RTÉ DG Kevin Bakhurst appearing before the Public Accounts Committee last Thursday, July 13, as shown on Oireachtas TV.
Gone but not forgotten, the shadow of Ryan Tubridy still looms large over Irish broadcasting. The star talent’s public pillorying – much of it self-inflicted – exposed a culture of entitlement in RTÉ that the new Director General must now attempt to erase.
Kevin Bakhurst’s unenviable task of cleaning out the stables started this week, but it’s clear that there is a long road ahead if he is to win back the public confidence and support which RTÉ so badly needs.
The three-month saga of RTÉ bloodletting was notable for many things, but the common factor was that the national broadcaster was in for a beating at every turn of the road. In retrospect, Tubridy’s misdemeanours were but the tip of the iceberg, although he may reflect that his interests might have been better served had he chosen to appear alone before the Dáil committees rather than with the backing of his suave agent.
The cavalier approach to the prodigal spending on senior executives and their cronies – the purchase of 200 pairs of flip-flops, costing €5,000, for a summer party will live long in broadcasting history – spoke volumes of a culture which had lost the run of itself. And the swift exodus of so many key executives, deftly removing themselves form the field of battle, together with the monastic silence of Bakhurst’s predecessor, showed how easy it is for those culpable to escape the day of reckoning.
And there were the grandstanding politicians, all too eager to put the boot into their perceived antagonists, the majority of whom showed little ability to match their stridency with forensic questioning. (There were notable exceptions, of whom Alan Dillon can rightly take a bow.)
But now the time has come to put the house back in order, and Mr Bakhurst has given an outline of what the priorities will be. Few will quibble at his plan to cut back the earnings of the top presenters – most of us would consider a quarter-of-a-million euro a year quite adequate for the work they do. Shrinking the workforce by 400 from its current complement of 2,000 will hardly inflict any terminal damage on the station, all the more so if the cuts are coupled with an outsourcing of some of its broadcast functions.

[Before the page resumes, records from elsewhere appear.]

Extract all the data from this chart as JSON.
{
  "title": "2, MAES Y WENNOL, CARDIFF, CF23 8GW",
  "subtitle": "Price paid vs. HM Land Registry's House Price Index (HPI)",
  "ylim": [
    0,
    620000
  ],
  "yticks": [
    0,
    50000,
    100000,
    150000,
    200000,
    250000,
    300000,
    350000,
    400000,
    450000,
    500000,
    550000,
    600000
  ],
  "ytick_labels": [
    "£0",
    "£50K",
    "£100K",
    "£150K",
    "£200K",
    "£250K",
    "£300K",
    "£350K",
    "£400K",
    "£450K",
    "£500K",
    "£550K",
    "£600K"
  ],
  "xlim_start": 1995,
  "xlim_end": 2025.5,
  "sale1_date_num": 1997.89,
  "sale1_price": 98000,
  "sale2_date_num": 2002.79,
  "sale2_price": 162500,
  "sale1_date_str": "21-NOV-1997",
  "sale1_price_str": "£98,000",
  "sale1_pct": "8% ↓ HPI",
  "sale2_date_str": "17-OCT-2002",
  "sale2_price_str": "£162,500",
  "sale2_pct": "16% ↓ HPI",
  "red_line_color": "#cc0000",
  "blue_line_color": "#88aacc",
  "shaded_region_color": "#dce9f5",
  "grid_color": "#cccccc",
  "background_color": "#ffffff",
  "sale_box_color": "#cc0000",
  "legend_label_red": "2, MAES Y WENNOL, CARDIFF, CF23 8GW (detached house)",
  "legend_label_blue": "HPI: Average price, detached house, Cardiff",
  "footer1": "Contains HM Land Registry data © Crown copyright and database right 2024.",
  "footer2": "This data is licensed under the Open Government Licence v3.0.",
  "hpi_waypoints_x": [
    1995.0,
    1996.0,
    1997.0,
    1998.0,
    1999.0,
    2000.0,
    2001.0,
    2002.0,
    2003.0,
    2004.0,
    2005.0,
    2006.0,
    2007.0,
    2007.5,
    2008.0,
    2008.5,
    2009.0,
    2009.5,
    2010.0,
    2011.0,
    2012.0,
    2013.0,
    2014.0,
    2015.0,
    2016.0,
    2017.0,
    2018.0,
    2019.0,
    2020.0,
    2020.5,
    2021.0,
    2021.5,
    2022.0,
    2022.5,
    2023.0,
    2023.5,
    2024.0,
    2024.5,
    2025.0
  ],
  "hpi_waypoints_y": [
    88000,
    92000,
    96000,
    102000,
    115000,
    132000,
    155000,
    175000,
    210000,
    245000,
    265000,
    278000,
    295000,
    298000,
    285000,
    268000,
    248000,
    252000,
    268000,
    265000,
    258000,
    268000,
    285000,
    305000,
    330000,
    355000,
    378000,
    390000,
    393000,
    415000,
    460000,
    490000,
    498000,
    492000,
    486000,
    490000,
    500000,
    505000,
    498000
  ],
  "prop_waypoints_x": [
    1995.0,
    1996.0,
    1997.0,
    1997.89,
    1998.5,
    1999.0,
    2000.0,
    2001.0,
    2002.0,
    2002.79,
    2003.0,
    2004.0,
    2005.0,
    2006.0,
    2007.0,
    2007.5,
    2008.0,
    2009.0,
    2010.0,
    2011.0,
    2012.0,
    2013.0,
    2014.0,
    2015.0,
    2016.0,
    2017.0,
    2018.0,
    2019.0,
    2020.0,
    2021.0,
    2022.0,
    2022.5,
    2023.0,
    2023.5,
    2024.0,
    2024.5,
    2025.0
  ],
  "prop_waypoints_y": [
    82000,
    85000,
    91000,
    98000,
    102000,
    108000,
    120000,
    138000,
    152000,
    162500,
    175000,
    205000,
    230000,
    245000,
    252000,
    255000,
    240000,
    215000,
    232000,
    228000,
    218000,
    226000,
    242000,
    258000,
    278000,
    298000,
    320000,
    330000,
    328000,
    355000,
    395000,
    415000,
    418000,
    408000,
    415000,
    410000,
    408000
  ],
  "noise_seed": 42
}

What the DG must grapple with is the reality of the funding gap between its total revenue and what it takes to deliver its current level of services. There is no way a public service broadcaster can continue to operate on a permanent deficit, and at some stage the coat has to be cut to match the available cloth. The balancing act is to ensure that can be done without compromising the high quality of what RTÉ produces and which even its most ardent critics will acknowledge.
What is important now is that RTÉ can succeed in restoring its integrity and authority, and in ensuring that it can continue to hold politicians and public entities to account in a probing yet impartial manner. That ability will be tested as we face into a year of local, European and general elections. For now, the pendulum has swung the other way; the politicians, gleefully, have put RTÉ on the back foot. And with good reason.
There is every danger that an organisation which depends on the largesse of its political masters would be loathe to risk its benefactor’s hostility. Biting the hand that feeds, especially at such a critical juncture, might not be seen as a prudent course of action. For that reason alone, RTÉ’s funding future needs to be secured, sooner rather than later.